Chapter 6:
The Revenant: The Soul Breaker
The forest loomed before them like a black ocean of trees. Aokigahara had always been a place of whispers and shadows, but now… it had grown, stretched, consumed. What had once been a dense woodland at the foot of Mount Fuji was now three times its former size, sprawling like a living curse across the land.
Agnes adjusted her appearance as they entered the treeline—her hair shifting to crimson streaked with black, her eyes fading to soft brown. The transformation was seamless, yet uncanny.
Rika gasped softly. “Your hair… and your eyes… they changed.”
Agnes gave a small smile, almost embarrassed. “It’s nothing special. I’m just an android, programmed for adaptation.”
Her voice was calm, but her report to Kohaku carried no levity. “Scan complete. The forest has expanded to three times its original size. Once inside, navigation becomes unreliable. Any human who enters risks losing their way permanently.”
They pressed forward. The deeper they went, the quieter the world became. Not even birds dared to sing. Only the crunch of broken twigs beneath their boots, and the faint static hum of Agnes’s sensors.
Soon, Rika’s steps slowed. Her violet eyes widened as she stumbled into a clearing littered with bones. Human skulls lay scattered in the dirt, tangled among the roots of twisted trees.
She fell to her knees, whispering a prayer. “…So many… they couldn’t find the way out.”
Then she heard it.
“Rika…”
Her head snapped up. Beyond the mist, two familiar figures appeared, hands reaching toward her. A man and woman, their faces worn but kind.
“Mother? Father…?” Her voice broke. Tears welled in her eyes as she stepped forward. “It’s really you…”
Her hand trembled as she reached toward them.
But a firm grip caught her arm.
Kohaku’s gauntleted hand pulled her back. His voice, heavy and distorted through the mask, rumbled in the silence. “Rika. Do not forget. We’re still inside Aokigahara.”
The illusion shattered. The figures dissolved into fog. Rika blinked, disoriented, her tears burning as she whispered, “K-Kohaku…?”
Agnes’s scanner flickered. “No life signature detected. Only spectral interference. She was caught in a hallucinatory field.”
They set camp as the sun bled into the horizon. The forest groaned in the night, low howls echoing like mournful cries.
Rika fell asleep beside the campfire, her face pale. And in her dreams, the whispers returned.
“Come closer, Rika… come to us…”
The voices carried her name, again and again, until she covered her ears and screamed—yet no sound escaped her mouth. Shadows stretched toward her. Her parents’ faces smiled, but their eyes were hollow voids.
She woke in a cold sweat. The fire still crackled. Kohaku sat silently, sharpening his blade, while Agnes monitored the perimeter.
Morning came, bleak and gray. They shared a meager breakfast in silence until Rika finally snapped, pointing at the masked hunter.
“Wait a second—how do you even eat if you never remove that helmet?”
Agnes tilted her head, answering smoothly before Kohaku could. “He already ate before you woke up, Rika-san.”
Rika blinked, frustrated, her cheeks puffing slightly in a pout. “That doesn’t answer anything…”
They continued their march deeper into the forest.
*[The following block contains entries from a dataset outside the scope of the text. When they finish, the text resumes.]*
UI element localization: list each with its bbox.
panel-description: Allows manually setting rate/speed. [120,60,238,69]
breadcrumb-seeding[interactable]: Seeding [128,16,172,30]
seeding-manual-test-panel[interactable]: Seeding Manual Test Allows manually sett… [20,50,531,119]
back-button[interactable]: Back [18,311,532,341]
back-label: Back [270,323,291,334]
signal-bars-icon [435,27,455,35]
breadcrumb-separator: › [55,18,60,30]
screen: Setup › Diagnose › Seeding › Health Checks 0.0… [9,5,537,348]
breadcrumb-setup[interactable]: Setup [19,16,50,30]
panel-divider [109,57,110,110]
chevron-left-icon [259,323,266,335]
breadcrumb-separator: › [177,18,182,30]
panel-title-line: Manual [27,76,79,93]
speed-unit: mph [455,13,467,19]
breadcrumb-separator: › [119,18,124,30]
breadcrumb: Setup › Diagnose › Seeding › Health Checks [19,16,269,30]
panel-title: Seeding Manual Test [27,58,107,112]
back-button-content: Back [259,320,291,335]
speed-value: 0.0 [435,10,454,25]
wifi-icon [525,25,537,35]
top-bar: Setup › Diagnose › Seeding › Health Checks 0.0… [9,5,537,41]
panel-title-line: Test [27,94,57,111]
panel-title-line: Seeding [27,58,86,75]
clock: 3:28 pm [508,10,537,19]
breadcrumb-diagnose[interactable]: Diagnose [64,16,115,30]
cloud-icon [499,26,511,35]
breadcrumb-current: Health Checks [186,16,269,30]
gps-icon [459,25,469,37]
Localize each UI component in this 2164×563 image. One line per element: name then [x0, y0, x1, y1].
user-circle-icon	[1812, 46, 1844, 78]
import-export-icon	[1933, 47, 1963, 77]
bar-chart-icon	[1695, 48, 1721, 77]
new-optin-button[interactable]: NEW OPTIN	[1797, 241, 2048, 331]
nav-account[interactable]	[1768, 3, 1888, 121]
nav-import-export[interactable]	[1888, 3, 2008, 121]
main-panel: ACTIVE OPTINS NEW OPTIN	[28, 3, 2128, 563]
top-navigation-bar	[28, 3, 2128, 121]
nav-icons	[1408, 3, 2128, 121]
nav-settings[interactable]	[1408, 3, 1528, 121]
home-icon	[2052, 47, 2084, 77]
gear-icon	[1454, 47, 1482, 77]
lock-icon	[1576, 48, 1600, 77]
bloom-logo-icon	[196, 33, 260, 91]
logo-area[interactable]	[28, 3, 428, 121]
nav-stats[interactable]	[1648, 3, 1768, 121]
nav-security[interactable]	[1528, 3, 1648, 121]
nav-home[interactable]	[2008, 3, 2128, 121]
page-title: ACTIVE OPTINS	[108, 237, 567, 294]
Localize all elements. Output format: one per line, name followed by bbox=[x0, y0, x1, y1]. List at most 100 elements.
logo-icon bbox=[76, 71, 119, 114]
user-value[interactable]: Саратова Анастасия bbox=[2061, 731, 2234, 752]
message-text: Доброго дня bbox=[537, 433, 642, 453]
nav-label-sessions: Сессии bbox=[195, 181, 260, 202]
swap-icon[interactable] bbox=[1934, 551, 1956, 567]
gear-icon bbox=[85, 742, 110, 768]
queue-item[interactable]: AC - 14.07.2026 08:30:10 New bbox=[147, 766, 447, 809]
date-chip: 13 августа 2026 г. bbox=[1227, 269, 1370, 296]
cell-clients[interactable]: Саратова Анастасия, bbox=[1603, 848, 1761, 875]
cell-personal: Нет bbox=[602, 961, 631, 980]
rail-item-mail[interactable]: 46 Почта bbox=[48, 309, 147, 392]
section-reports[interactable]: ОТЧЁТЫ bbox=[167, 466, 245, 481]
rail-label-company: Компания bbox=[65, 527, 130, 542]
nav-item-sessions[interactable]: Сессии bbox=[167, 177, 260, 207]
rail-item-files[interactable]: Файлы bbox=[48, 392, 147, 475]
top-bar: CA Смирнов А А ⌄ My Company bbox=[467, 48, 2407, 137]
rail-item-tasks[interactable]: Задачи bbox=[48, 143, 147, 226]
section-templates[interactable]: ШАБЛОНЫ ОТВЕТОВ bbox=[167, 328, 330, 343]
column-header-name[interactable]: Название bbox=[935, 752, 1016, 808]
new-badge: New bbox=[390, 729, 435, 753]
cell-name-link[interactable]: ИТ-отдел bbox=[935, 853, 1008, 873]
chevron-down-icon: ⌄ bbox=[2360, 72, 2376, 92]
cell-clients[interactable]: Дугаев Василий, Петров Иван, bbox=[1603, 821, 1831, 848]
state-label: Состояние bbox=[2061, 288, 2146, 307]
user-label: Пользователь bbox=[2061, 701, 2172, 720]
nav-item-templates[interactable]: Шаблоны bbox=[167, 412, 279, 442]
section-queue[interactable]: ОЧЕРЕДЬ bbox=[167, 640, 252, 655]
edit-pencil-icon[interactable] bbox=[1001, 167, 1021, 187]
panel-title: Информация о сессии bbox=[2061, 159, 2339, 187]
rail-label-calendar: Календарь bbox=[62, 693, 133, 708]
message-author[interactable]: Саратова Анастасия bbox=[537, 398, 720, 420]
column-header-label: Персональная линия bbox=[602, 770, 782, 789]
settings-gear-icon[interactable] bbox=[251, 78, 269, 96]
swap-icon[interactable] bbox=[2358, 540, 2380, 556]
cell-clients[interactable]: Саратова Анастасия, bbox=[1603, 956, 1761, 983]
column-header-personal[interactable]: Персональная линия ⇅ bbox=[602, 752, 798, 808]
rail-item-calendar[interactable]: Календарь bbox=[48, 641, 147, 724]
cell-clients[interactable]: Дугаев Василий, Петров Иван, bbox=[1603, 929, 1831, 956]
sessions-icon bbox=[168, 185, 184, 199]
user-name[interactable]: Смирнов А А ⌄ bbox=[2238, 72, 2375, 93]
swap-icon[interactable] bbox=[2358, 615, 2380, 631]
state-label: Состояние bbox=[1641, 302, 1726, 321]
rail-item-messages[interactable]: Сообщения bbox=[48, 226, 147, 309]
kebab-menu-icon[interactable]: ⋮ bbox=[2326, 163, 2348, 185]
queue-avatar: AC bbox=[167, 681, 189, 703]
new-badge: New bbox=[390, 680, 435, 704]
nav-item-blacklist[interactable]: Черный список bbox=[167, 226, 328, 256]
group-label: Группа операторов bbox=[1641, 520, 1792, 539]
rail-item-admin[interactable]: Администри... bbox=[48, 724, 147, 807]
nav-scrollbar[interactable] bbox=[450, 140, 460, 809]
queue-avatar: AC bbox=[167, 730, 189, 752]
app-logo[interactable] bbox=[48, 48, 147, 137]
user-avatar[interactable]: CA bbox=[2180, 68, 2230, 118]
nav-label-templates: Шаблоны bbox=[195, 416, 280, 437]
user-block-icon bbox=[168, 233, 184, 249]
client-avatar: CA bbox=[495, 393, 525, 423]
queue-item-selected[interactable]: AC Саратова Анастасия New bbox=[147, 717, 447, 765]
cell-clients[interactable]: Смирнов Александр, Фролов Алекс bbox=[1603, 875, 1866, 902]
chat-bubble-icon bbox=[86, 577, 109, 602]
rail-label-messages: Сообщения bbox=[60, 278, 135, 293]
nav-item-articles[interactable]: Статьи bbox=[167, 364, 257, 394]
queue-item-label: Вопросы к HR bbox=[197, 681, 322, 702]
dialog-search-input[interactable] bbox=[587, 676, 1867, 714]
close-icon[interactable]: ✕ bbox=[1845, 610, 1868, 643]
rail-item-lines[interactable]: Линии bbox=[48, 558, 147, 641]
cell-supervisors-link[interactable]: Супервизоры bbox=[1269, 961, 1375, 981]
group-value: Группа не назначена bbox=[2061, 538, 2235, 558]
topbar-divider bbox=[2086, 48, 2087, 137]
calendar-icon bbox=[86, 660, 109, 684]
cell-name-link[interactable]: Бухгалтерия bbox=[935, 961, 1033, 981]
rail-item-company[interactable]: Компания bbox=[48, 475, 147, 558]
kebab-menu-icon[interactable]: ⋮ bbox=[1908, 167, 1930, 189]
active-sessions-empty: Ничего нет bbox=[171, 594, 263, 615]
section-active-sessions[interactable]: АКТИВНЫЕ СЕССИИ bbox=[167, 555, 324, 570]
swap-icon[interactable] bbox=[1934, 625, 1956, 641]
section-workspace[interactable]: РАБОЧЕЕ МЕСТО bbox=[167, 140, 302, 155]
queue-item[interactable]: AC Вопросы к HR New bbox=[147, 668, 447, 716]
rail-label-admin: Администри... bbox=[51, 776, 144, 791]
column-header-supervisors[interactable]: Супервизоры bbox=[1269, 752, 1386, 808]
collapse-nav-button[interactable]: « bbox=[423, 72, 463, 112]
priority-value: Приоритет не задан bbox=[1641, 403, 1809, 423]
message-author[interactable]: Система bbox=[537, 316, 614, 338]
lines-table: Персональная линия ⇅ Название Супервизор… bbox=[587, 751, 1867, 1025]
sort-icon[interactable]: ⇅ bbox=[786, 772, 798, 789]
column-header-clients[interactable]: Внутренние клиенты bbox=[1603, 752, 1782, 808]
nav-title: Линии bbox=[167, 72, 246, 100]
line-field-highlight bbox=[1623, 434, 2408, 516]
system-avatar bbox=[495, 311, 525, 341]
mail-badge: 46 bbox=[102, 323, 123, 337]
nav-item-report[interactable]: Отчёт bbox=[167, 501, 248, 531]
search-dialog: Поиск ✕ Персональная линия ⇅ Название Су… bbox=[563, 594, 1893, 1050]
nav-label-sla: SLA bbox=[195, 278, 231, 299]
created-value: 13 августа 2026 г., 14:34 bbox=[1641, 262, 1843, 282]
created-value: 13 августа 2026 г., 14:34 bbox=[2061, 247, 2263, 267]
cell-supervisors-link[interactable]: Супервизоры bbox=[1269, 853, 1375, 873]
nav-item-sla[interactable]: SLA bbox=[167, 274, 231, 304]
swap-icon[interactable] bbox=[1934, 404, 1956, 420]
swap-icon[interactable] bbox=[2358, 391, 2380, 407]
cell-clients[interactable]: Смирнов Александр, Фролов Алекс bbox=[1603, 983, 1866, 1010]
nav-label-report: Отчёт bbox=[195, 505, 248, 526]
The air grew heavier, the mist thicker. Faint cries echoed from the trees—soft at first, then louder.
“Help me… please…”
“Don’t leave me here…”
“Save us…”
Rika’s hands trembled. “These voices… they sound so real.”
Kohaku walked on, silent, unmoved.
Finally, Rika stepped in front of him, eyes blazing despite the fear in her chest. “Wait! At least show me you’re human—that you can feel fear too!”
But the masked man only brushed past her, his heavy steps crunching the soil. He didn’t slow, didn’t falter. His silence was louder than any scream.
Rika clenched her fists, her lips trembling. “Damn you…” she muttered, pouting again though tears threatened at the corners of her eyes.
Suddenly Agnes froze, sensors flaring. “Detecting… a human frequency. Recent. Less than two hours old. Someone entered the forest.”
Then came the sound. A child’s scream, shrill and terrified, cutting through the fog.
Rika’s heart lurched. “A child! We have to help them!”
Kohaku’s voice cut sharp and cold. “Ignore it. That’s no child—it’s a restless soul.”
But Agnes turned, her eyes flashing with confirmation. “Negative. Frequency is pure. It belongs to a living human.”
Rika spun toward Kohaku, her violet eyes blazing with fury. “How can you just walk away? What if it’s real? What if a child is dying out there?!”
For the first time, his steps halted. He didn’t turn, didn’t speak immediately. The forest howled around them, shadows moving in the mist.
Finally, he muttered, low and reluctant. “…Prove it.”
The three turned toward the echo of the scream, unaware that crimson eyes had been watching them from the fog. A silhouette lingered, then melted back into the mist—leaving only the sense that something ancient and hungry was stalking them.